Still, Yost says his attorneys, particularly the younger ones, rely on interaction with older colleagues to hone their skills. Like many other companies, he plans to implement a hybrid work model, with teams of employees coming in and out of the office throughout the week. Essentially, the AG’s office will create its own coworking space.
YOST: We’ll be bringing teams in on certain days. But then we’ll wipe it down and tomorrow it’s going to be somebody else.
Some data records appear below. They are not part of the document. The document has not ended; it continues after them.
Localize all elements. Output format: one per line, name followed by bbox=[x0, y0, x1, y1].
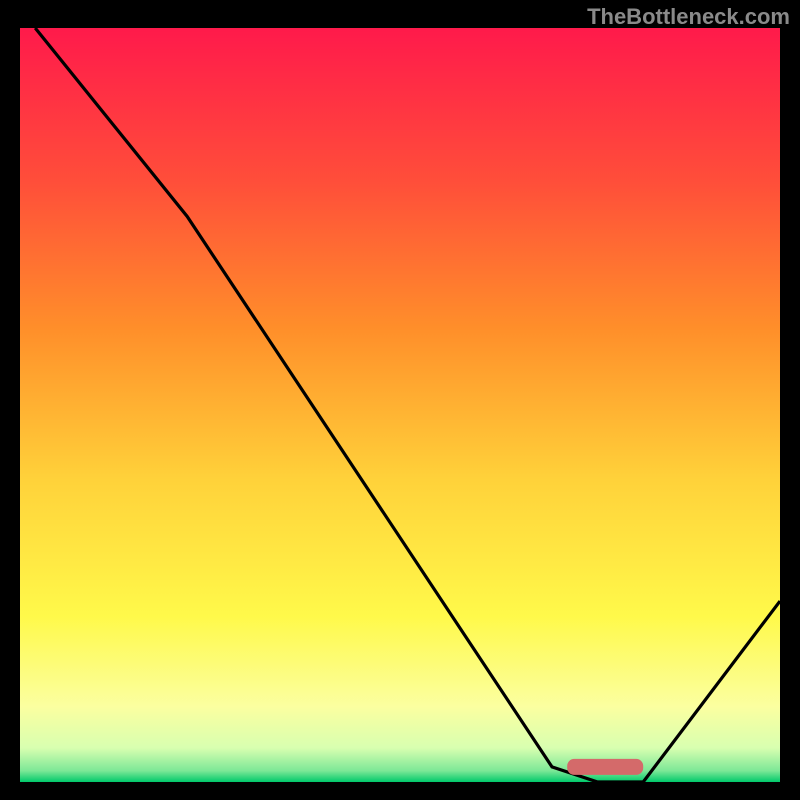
plot-background bbox=[20, 28, 780, 782]
optimal-range-marker bbox=[567, 759, 643, 775]
bottleneck-chart: TheBottleneck.com bbox=[0, 0, 800, 800]
chart-svg bbox=[0, 0, 800, 800]
attribution-label: TheBottleneck.com bbox=[587, 4, 790, 30]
Before the pandemic, many companies were reticent to embrace remote work. It would’ve been a financial risk without the guarantee that employees could be just as productive from home.
The pandemic removed the option to be cautious. And for many companies, it’s paid off. Yost says his employees have done remarkably well.
So has Jarrod Mobley, the Paylocity sales rep with a COhatch membership.
MOBLEY: Since moving to the remote area, my productivity’s increased, and I’m back on track for another President’s Club, which, if I’d have stayed home, there’s no way.
Reporting for WORLD, I’m Maria Baer in Columbus, Ohio.